The imaging findings of nocardiosis in the brain depends on the stage of the infectious process at the time of imaging; this may vary from cerebritis to frank abscess formation. In the abscess stage, the necrotic debris accumulates centrally, while the collagenous capsule is being formed. The proteinaceous, necrotic debris is signal intensity higher than that of the CSF on T1-weighted and turbo-inversion recovery (IR) images, with a moderate degree of brain edema. On T1-weighted images, the abscess capsule stands out against the necrotic center and surrounding edema as an isointense to slightly hyperintense ring. On T2-weighted images, the ring is consistently hypointense. This hypointense capsule may either be due to capsular hemorrhage, the paramagnetic methemoglobin causing increased signal on T1-weighted images, or due to an abundance of free radicals in the macrophages in the abscess capsule. The activity of the macrophages is highest in the late cerebritis and early abscess phases, at which time the capsule shows marked hypointensity on T2-weighted images.6 Ring enhancement is seen, which may persist for up to 8 months after treatment and therefore should not be interpreted as failure of treatment. Reliable signs of good response to treatment are shrinkage of the necrotic center and decrease in capsular hypointensity on T-2 weighted images.7
As the imaging findings are non-specific and the causative organism is difficult to isolate, diagnosis is often a problem and hence it is important to have a high index of suspicion in the appropriate clinical settings, especially in patients not responding to antituberculous treatment.

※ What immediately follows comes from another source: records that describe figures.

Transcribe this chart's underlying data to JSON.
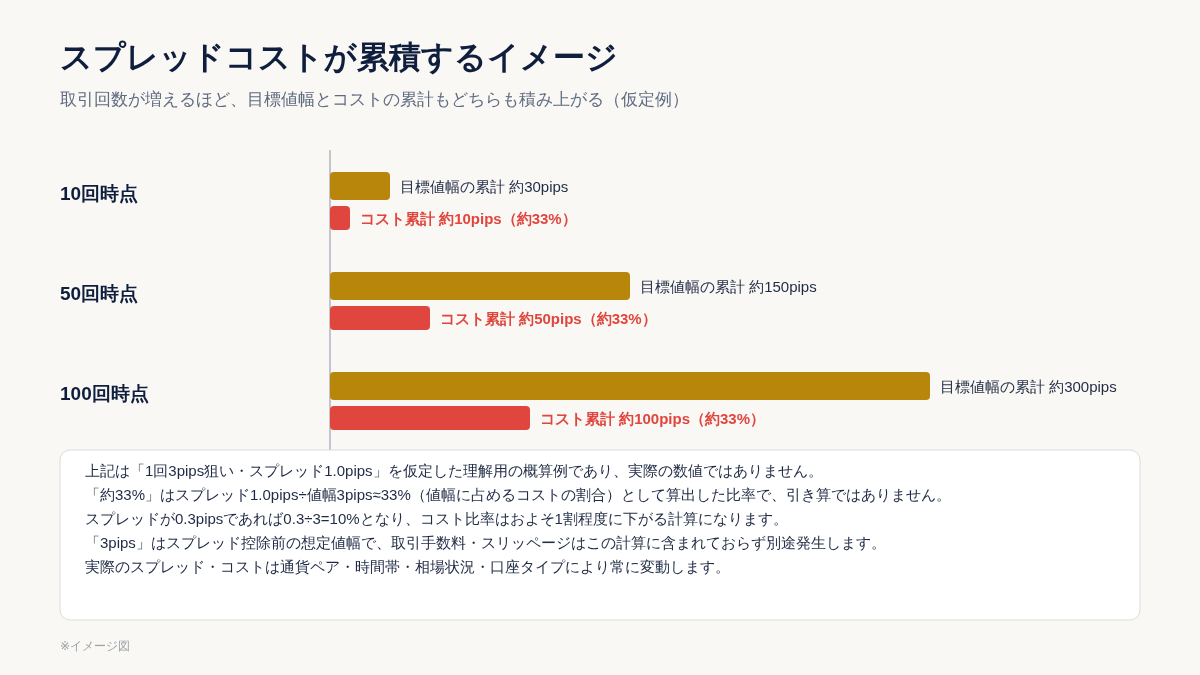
{
  "chart_data": {
    "type": "bar",
    "orientation": "horizontal",
    "title": "スプレッドコストが累積するイメージ",
    "subtitle": "取引回数が増えるほど、目標値幅とコストの累計もどちらも積み上がる（仮定例）",
    "categories": [
      "10回時点",
      "50回時点",
      "100回時点"
    ],
    "series": [
      {
        "color": "#b8860b",
        "values": [
          30,
          150,
          300
        ],
        "value_labels": [
          "目標値幅の累計 約30pips",
          "目標値幅の累計 約150pips",
          "目標値幅の累計 約300pips"
        ]
      },
      {
        "color": "#e0463d",
        "values": [
          10,
          50,
          100
        ],
        "value_labels": [
          "コスト累計 約10pips（約33%）",
          "コスト累計 約50pips（約33%）",
          "コスト累計 約100pips（約33%）"
        ]
      }
    ],
    "annotations": [
      "上記は「1回3pips狙い・スプレッド1.0pips」を仮定した理解用の概算例であり、実際の数値ではありません。",
      "「約33%」はスプレッド1.0pips÷値幅3pips≈33%（値幅に占めるコストの割合）として算出した比率で、引き算ではありません。",
      "スプレッドが0.3pipsであれば0.3÷3=10%となり、コスト比率はおよそ1割程度に下がる計算になります。",
      "「3pips」はスプレッド控除前の想定値幅で、取引手数料・スリッページはこの計算に含まれておらず別途発生します。",
      "実際のスプレッド・コストは通貨ペア・時間帯・相場状況・口座タイプにより常に変動します。",
      "※イメージ図"
    ]
  }
}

When patient presents with concomitant brain and lung lesions, the differential diagnosis to be kept in mind include tuberculosis, neoplastic disease, and nocardiosis.7
Diagnosis of nocardiosis depends on the demonstration of the bacterium by direct microscopy and culture.8 The predominance of polymorphonuclear leukocytes in the pus and the frequent absence of regional lymphadenopathy are characteristic.1 A number of drugs have been advocated in the treatment of nocardiosis, but the drug of choice is co-trimoxazole, which can be used alone or in combination with other antimicrobials.9 Surgical management for cerebral nocardia infection is often based upon the patient\\\'s clinical and immune status and the number and size of the lesions. In immunocompromised patients and those with multiple abscesses, a more aggressive surgical approach, such as craniotomy and excision, is indicated to maximize likelihood of survival. In non-immunocompromised patients or those with a single lesion, stereotactic aspiration followed by antibiotic therapy may be sufficient.9 Poor prognostic criteria include acute infection (symptoms less than three weeks), continuation of steroids, immunocompromised status, disseminated disease and the presence of brain abscess. Even with the best of medical and surgical therapy, the overall mortality in disseminated disease amounts to 40-60%.10
There should be high index of suspicion for nocardiosis in the appropriate clinical setting. For disseminated disease with brain abscess, multidrug chemotherapy with surgical drainage is the management of choice.